Visitors can see the Golden Pavilion from a small distance, but cannot actually walk inside. The view in the first picture is really as close as you get. The golden hue of Kinkaku-ji is gold foil on lacquer, covering the upper two levels of the shrine. According to the tourist brochure given to visitors, each level is a different style of architecture: The first level is in the shinden style of the 11th century aristocracy, the second level is in buke style of the warrior aristocracy, and the top level is in the Chinese zenshu-butsuden style.

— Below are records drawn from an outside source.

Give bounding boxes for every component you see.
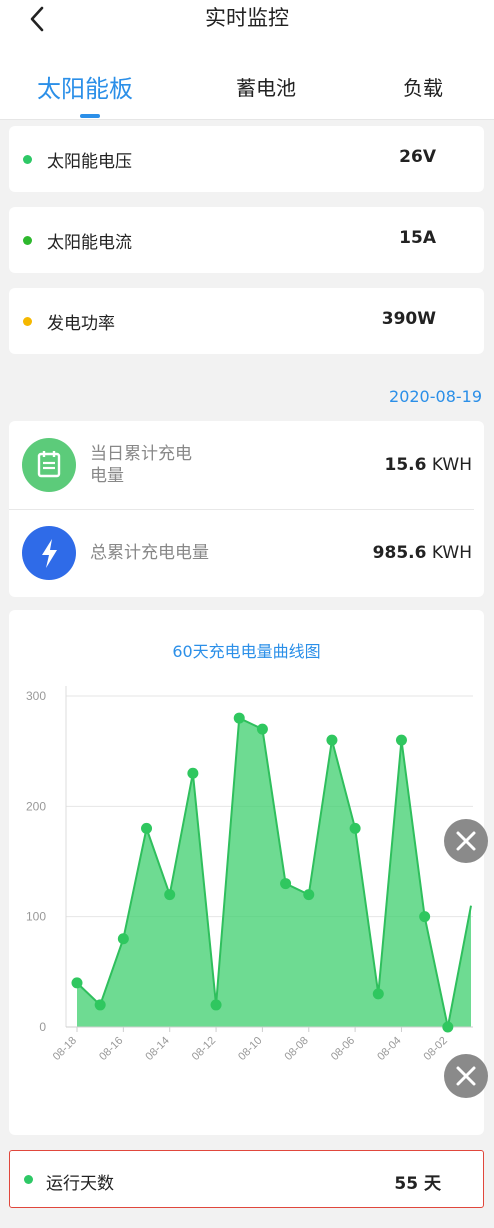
data-point <box>164 889 176 901</box>
data-point <box>326 734 338 746</box>
active-tab-indicator <box>80 114 100 118</box>
data-point <box>256 723 268 735</box>
daily-charge-value: 15.6 KWH <box>384 455 473 475</box>
data-point <box>419 911 431 923</box>
metric-row-solar-voltage: 太阳能电压 26V <box>9 126 484 192</box>
metric-value: 26V <box>399 147 436 167</box>
status-dot <box>24 1175 33 1184</box>
status-dot <box>23 236 32 245</box>
data-point <box>71 977 83 989</box>
metric-value: 390W <box>381 309 436 329</box>
tab-load[interactable]: 负载 <box>403 72 443 101</box>
status-dot <box>23 155 32 164</box>
metric-label: 太阳能电流 <box>47 233 132 253</box>
data-point <box>280 878 292 890</box>
x-tick-label: 08-16 <box>97 1035 125 1063</box>
data-point <box>233 712 245 724</box>
page-title: 实时监控 <box>205 6 289 30</box>
tab-solar-panel[interactable]: 太阳能板 <box>37 69 133 104</box>
tab-bar: 太阳能板 蓄电池 负载 <box>0 72 494 120</box>
status-dot <box>23 317 32 326</box>
total-charge-label: 总累计充电电量 <box>90 543 209 563</box>
x-tick-label: 08-08 <box>283 1035 311 1063</box>
x-tick-label: 08-14 <box>143 1035 171 1063</box>
y-tick-label: 300 <box>26 689 46 703</box>
metric-label: 太阳能电压 <box>47 152 132 172</box>
total-charge-value: 985.6 KWH <box>372 543 472 563</box>
x-tick-label: 08-12 <box>190 1035 218 1063</box>
close-icon[interactable] <box>444 819 488 863</box>
data-point <box>372 988 384 1000</box>
date-label[interactable]: 2020-08-19 <box>389 387 482 406</box>
charge-stats-card: 当日累计充电 电量 15.6 KWH 总累计充电电量 985.6 KWH <box>9 421 484 597</box>
top-bar: 实时监控 太阳能板 蓄电池 负载 <box>0 0 494 120</box>
data-point <box>94 999 106 1011</box>
y-tick-label: 0 <box>39 1020 46 1034</box>
x-tick-label: 08-18 <box>51 1035 79 1063</box>
data-point <box>141 822 153 834</box>
y-tick-label: 100 <box>26 910 46 924</box>
daily-charge-label: 当日累计充电 电量 <box>90 444 192 486</box>
x-tick-label: 08-04 <box>375 1035 403 1063</box>
close-icon[interactable] <box>444 1054 488 1098</box>
y-tick-label: 200 <box>26 799 46 813</box>
lightning-icon <box>22 526 76 580</box>
total-charge-item: 总累计充电电量 985.6 KWH <box>9 509 484 597</box>
area-chart: 0 100 200 300 08-18 08-16 08-14 08-12 08-10 08-08… <box>26 686 473 1063</box>
x-tick-label: 08-10 <box>236 1035 264 1063</box>
charge-chart-card: 60天充电电量曲线图 0 100 200 300 08-18 08-16 08-14 08-1… <box>9 610 484 1135</box>
data-point <box>210 999 222 1011</box>
data-point <box>187 767 199 779</box>
data-point <box>442 1021 454 1033</box>
tab-battery[interactable]: 蓄电池 <box>236 72 296 101</box>
x-tick-label: 08-06 <box>329 1035 357 1063</box>
daily-charge-item: 当日累计充电 电量 15.6 KWH <box>9 421 484 509</box>
metric-row-power: 发电功率 390W <box>9 288 484 354</box>
run-days-row: 运行天数 55 天 <box>9 1150 484 1208</box>
data-point <box>395 734 407 746</box>
data-point <box>349 822 361 834</box>
data-point <box>303 889 315 901</box>
metric-value: 15A <box>399 228 436 248</box>
run-days-value: 55 天 <box>394 1174 441 1194</box>
metric-label: 发电功率 <box>47 314 115 334</box>
run-days-label: 运行天数 <box>46 1174 114 1194</box>
metric-row-solar-current: 太阳能电流 15A <box>9 207 484 273</box>
battery-calendar-icon <box>22 438 76 492</box>
data-point <box>117 933 129 945</box>
series-area <box>77 718 471 1027</box>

A golden phoenix stands atop the roof.
After I was done walking around Kinkaku-ji’s small pond and garden, I decided to walk to another nearby shrine, Ryoanji Temple. The distance was a little bit more than one mile, and it was a pleasant walk. Thank goodness for navigational robots on smartphones, though- without them, I never would have believed I was going the right way.
At the end of that mile, I found the main drive to Ryoan-ji, and it was filled with buses for students on a field trip of some sort. I walked to Kuri, the main building of the temple, stepped inside, and took off my shoes.
Most of the students from the buses outside were sitting in front of the rock garden, said to be created around 1500. This rectangular Zen garden is twenty-five meters from east to west, and ten meters from south to north. It contains no trees; only fifteen rocks and white gravel are inside the boiled clay walls.
Ryoan-ji was destroyed by fire during the Onin War, and was rebuilt in 1499.
The gardens around the main building of the temple are very quiet and green.
Like Kinkaku-ji, Ryoan-ji was registered as a World Heritage Site in 1994.
While Kyoto is very large, I only had enough time to visit these two beautiful sites in the northern part of the city. After a pleasant mile long walk back to the original bus route, I returned to the Kyoto train station to get my final Shinkansen train back to Tokyo.
Naturally, there was live music happening in the train station. This sort of thing seems to happen wherever I go. They might even have been the same group I’d seen the previous morning in Hiroshima.
Have you ever been to Kyoto? Do you have a favorite shrine?